Polypogon magellanicus (Syn. Agrostis magellanica) is a species of grass. It has a circumpolar distribution and is native to many subantarctic islands in, and the coasts bordering, the Southern Ocean.

==Description==
Polypogon magellanicus is a tufted perennial grass, varying in height from 50 to 450 mm and forming short grassland communities. The culms have purple nodes. The leaves are wiry. The panicles are 20–120 mm long, with many shiny, greenish-purple, distinctly awned spikelets.

==Taxonomy==
Polypogon magellanicus was scientifically described by Jean-Baptiste Lamarck in 1791 and named Agrostis magellanica.
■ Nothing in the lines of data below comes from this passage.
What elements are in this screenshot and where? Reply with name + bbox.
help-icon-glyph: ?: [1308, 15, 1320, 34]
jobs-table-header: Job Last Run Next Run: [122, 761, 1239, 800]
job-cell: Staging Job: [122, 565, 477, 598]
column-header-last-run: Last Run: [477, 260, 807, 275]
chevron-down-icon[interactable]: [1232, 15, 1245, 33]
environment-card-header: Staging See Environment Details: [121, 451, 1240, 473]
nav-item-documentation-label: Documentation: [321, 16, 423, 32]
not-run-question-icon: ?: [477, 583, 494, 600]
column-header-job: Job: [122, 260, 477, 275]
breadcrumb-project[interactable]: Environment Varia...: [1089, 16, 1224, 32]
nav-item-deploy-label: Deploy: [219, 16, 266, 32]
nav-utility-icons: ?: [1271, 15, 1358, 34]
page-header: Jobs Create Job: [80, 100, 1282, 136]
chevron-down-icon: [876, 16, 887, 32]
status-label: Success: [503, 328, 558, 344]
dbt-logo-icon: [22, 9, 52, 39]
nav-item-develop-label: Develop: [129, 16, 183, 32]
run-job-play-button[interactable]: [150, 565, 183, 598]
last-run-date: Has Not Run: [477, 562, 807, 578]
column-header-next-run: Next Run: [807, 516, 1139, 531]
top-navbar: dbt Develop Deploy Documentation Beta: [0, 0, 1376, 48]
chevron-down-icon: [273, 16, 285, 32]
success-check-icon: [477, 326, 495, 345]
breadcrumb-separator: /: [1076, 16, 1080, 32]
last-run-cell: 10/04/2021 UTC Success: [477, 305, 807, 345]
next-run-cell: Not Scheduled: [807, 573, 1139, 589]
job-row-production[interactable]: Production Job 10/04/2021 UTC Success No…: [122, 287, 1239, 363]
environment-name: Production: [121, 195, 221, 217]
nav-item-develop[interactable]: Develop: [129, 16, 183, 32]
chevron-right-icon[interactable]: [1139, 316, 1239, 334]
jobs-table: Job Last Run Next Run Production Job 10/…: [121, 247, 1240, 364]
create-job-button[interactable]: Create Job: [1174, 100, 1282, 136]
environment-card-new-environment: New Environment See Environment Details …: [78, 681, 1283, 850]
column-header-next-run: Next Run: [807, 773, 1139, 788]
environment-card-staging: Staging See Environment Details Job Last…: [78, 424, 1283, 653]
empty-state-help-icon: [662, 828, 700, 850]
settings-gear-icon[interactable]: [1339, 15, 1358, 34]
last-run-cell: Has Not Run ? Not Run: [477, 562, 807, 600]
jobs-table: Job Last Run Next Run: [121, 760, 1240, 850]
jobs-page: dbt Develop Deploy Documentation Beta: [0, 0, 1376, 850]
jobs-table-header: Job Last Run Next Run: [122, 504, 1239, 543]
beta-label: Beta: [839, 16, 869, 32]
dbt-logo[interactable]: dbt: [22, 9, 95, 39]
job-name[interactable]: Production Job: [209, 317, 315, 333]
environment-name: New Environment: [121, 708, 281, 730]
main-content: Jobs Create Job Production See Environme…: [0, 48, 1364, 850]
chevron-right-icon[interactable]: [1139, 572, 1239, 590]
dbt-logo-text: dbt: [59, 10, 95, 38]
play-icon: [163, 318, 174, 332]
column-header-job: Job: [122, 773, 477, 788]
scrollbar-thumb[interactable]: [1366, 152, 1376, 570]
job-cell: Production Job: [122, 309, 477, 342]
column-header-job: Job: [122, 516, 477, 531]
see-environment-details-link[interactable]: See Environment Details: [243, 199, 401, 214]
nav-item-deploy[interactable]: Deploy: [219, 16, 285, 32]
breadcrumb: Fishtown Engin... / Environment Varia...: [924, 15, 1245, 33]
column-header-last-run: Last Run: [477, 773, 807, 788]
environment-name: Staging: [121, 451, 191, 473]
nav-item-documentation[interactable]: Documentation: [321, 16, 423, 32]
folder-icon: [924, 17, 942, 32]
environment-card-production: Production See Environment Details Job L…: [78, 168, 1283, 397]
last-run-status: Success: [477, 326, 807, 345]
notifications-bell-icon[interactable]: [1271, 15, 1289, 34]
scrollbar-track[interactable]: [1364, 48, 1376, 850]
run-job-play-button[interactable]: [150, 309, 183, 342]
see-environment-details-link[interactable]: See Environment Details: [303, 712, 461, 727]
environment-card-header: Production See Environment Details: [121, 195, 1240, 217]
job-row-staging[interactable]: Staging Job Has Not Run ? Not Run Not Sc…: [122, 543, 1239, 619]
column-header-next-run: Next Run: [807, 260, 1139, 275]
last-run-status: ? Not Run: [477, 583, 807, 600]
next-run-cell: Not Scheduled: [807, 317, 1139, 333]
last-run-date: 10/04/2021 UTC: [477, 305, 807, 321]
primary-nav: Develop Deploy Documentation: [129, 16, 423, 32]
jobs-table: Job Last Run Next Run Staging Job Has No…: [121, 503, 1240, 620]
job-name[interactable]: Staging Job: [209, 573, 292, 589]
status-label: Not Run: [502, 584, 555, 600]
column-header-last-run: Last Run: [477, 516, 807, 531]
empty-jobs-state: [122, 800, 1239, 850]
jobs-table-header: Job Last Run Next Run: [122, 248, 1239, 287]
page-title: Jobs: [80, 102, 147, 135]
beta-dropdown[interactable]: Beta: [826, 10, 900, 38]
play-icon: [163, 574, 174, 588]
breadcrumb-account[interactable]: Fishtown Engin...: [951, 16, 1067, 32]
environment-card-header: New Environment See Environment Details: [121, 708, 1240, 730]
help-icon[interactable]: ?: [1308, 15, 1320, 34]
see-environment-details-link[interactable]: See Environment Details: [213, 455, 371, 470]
The botanist Victor Lionel Finot reclassified it to the genus Polypogon with the name Polypogon magellanicus. It has no accepted subspecies or varieties, but has synonyms. In New Zealand, the name Agrostis magellanica is still preferred.

Table of Synonyms
| Name | Year | Rank | Notes |
| Agrostis magellanica Lam. | 1791 | species | ≡ hom. |
| Agrostis antarctica Hook.f. | 1847 | species | = het. |
| Agrostis araucana Phil. | 1896 | species | = het. |
| Agrostis chonotica Phil. | 1858 | species | = het. |
| Agrostis cognata Steud. | 1854 | species | = het. |
| Agrostis macrathera Phil. | 1896 | species | = het. |
| Agrostis magellanica subsp. laeviuscula C.E.Hubb. | 1981 | subspecies | = het. |
| Agrostis magellanica var. antarctica (Hook.f.) Franch. | 1889 | variety | = het. |
| Agrostis magellanica var. cognata (Steud.) Macloskie | 1915 | variety | = het. |
| Agrostis multiculmis Hook.f. | 1845 | species | = het. |
| Agrostis rinihuensis Phil. | 1896 | species | = het. |
| Vilfa magellanica (Lam.) P.Beauv. | 1812 | species | ≡ hom. |
Notes: ≡ homotypic synonym; = heterotypic synonym

==Distribution and habitat==
The grass is found in the south-west of New Zealand’s South Island and on the Antipodes, Auckland, and Campbell Islands. It is also native to Macquarie Island and the Falkland, Kerguelen, Crozet and Prince Edward Islands, as well as southern South America in Tierra del Fuego. In New Zealand it occupies subalpine and alpine habitats on stony or rocky ground. In the subantarctic islands it grows at lower altitudes in peat and among mosses and cushion plants, or as scattered small plants in fellfield.